A) at the individual pixel segment that comprises the neighbor formation of current pixel of the W on the right that begins from current pixel:
1. when this pixel segment be not each the row first the time, utilize the RH1D algorithm, according to i) pixel value on current pixel fragment next-door neighbour's the left side, ii) current pixel fragment window the is moved to left BUZ cryptographic Hash that has calculated of the pixel segment that a pixel constitutes, and iii) the rightmost calculated for pixel values of current pixel fragment obtains the BUZ cryptographic Hash of this pixel segment;
2. when this pixel segment is first of each row, directly use the BUZ hash function, obtain the BUZ cryptographic Hash from all calculated for pixel values of this pixel segment;
B) the BUZ cryptographic Hash of this pixel segment is stored in the pixel segment BUZ cryptographic Hash storage list of two dimension in the unit to Far Left pixel coordinate that should pixel segment.

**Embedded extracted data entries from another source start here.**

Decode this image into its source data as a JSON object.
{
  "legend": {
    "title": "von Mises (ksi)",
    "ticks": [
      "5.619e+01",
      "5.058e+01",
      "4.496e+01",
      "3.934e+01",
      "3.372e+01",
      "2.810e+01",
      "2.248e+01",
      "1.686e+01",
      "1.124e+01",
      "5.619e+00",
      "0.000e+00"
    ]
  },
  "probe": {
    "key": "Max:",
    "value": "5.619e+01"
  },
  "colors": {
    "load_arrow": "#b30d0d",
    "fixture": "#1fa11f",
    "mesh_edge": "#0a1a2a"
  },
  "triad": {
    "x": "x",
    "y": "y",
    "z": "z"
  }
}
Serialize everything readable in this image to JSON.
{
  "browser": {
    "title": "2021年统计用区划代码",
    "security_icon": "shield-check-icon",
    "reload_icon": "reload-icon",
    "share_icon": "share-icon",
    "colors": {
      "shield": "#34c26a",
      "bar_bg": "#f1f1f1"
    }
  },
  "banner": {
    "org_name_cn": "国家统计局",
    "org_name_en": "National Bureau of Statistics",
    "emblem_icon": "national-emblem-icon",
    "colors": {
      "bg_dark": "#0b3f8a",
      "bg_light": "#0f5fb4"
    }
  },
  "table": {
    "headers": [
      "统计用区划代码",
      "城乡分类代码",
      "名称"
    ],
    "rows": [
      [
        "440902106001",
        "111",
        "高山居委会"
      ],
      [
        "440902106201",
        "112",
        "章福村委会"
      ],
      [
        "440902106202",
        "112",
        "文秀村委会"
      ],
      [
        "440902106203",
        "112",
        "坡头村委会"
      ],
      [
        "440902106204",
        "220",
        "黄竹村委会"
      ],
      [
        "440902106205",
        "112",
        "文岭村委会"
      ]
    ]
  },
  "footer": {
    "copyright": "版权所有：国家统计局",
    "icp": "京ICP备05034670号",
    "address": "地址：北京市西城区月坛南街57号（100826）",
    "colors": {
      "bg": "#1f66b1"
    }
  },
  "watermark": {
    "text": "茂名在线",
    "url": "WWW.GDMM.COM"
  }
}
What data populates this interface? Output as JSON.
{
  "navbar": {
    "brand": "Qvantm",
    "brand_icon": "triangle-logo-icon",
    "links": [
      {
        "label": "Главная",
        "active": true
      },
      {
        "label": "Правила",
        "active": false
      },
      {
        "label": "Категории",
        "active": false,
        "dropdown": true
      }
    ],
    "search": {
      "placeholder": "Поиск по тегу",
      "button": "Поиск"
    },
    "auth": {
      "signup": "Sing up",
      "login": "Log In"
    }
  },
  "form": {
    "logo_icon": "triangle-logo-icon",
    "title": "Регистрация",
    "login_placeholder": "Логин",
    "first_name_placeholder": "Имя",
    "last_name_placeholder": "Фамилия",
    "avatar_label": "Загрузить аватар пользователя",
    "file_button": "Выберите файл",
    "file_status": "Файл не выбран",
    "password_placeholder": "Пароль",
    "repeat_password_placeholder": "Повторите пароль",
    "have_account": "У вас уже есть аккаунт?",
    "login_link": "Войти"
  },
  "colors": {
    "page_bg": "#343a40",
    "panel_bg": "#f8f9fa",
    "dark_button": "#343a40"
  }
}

6. method according to claim 2, it is characterized in that, described preset order refers to: by the coded sequence of encoding block in the image to be encoded, except first encoding block, when whenever scanning a new encoding block position, by earlier from top to bottom, order is from left to right handled all its lower right corner within the scope of previous encoding block and its left margin and coboundary do not exceed those image blocks of original image scope again.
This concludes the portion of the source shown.